When asked about his own view of the legality of waterboarding, Bush replied: "I'm not going to talk about techniques. There is an enemy out there. I don't want them to understand -- to be able to adjust one way or the other. My view is this: The American people have got to understand the program is important and the techniques used are within the law, and members of the House and Senate know what I'm talking about. They have been fully briefed."
He identified the lawmakers only as "select members of the Senate and House, both parties."
Mukasey's nomination has become a particularly thorny problem for his original Senate patron, Charles E. Schumer (D-N.Y.). He had suggested Mukasey as a consensus nominee to the White House and declared two weeks ago that he should be confirmed, but he was noncommittal yesterday.

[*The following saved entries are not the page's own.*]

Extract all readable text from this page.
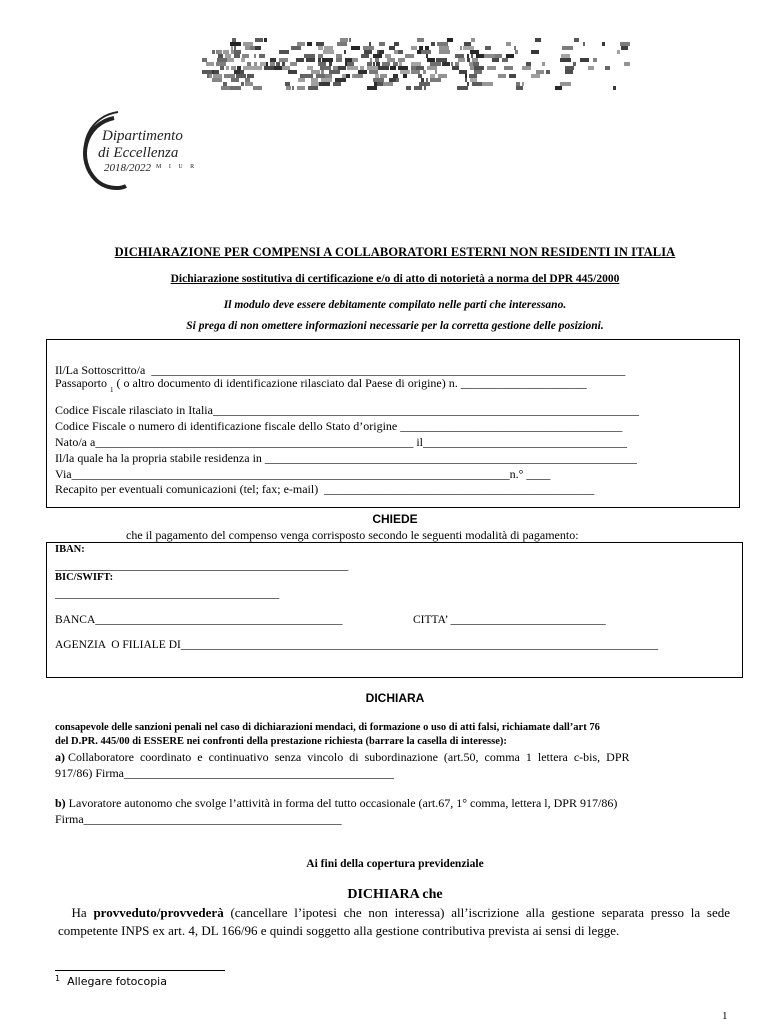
Dipartimento
di Eccellenza
2018/2022 M I U R
DICHIARAZIONE PER COMPENSI A COLLABORATORI ESTERNI NON RESIDENTI IN ITALIA
Dichiarazione sostitutiva di certificazione e/o di atto di notorietà a norma del DPR 445/2000
Il modulo deve essere debitamente compilato nelle parti che interessano.
Si prega di non omettere informazioni necessarie per la corretta gestione delle posizioni.
Il/La Sottoscritto/a  _______________________________________________________________________________
Passaporto $_1$ ( o altro documento di identificazione rilasciato dal Paese di origine) n. _____________________
Codice Fiscale rilasciato in Italia_______________________________________________________________________
Codice Fiscale o numero di identificazione fiscale dello Stato d’origine _____________________________________
Nato/a a_____________________________________________________ il__________________________________
Il/la quale ha la propria stabile residenza in ______________________________________________________________
Via_________________________________________________________________________n.° ____
Recapito per eventuali comunicazioni (tel; fax; e-mail)  _____________________________________________
CHIEDE
che il pagamento del compenso venga corrisposto secondo le seguenti modalità di pagamento:
IBAN:
___________________________________________________
BIC/SWIFT:
_______________________________________
BANCA___________________________________________	CITTA’ ___________________________
AGENZIA  O FILIALE DI___________________________________________________________________________________
DICHIARA
consapevole delle sanzioni penali nel caso di dichiarazioni mendaci, di formazione o uso di atti falsi, richiamate dall’art 76
del D.PR. 445/00 di ESSERE nei confronti della prestazione richiesta (barrare la casella di interesse):
a) Collaboratore  coordinato  e  continuativo  senza  vincolo  di  subordinazione  (art.50,  comma  1  lettera  c-bis,  DPR
917/86) Firma_____________________________________________
b) Lavoratore autonomo che svolge l’attività in forma del tutto occasionale (art.67, 1° comma, lettera l, DPR 917/86)
Firma___________________________________________
Ai fini della copertura previdenziale
DICHIARA che
Ha provveduto/provvederà (cancellare l’ipotesi che non interessa) all’iscrizione alla gestione separata presso la sede competente INPS ex art. 4, DL 166/96 e quindi soggetto alla gestione contributiva prevista ai sensi di legge.
$^1$ Allegare fotocopia
1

The committee's ranking Republican, Sen. Arlen Specter (Pa.), acknowledged that Mukasey's "confirmation is at risk." But he said the nominee went "about as far as he can go" in repudiating waterboarding without endangering classified programs or U.S. personnel involved in the interrogations.
If Specter and other eight GOP committee members support him, Mukasey will need support from just one Democrat to win approval from the committee, which is divided 10 to 9 along party lines.
Sen. John McCain (R-Ariz.) also weighed in on the confirmation battle today, saying the United States does not use waterboarding these days and arguing that Mukasey would not allow the technique.
The Republican presidential candidate told students at Coastal Carolina University during a campaign trip through South Carolina that he was confident Mukasey "would not condone" waterboarding. "I have been briefed enough to know we are not doing that today anywhere in America's government," he added, according to the Associated Press.
McCain, a former Navy pilot and Vietnam veteran who spent more than five years as a prisoner of war after he was shot down over Hanoi, said the United States should not engage in torture and that there was no need for waterboarding. He has described being repeatedly tortured himself during his confinement in the notorious prison known as the Hanoi Hilton.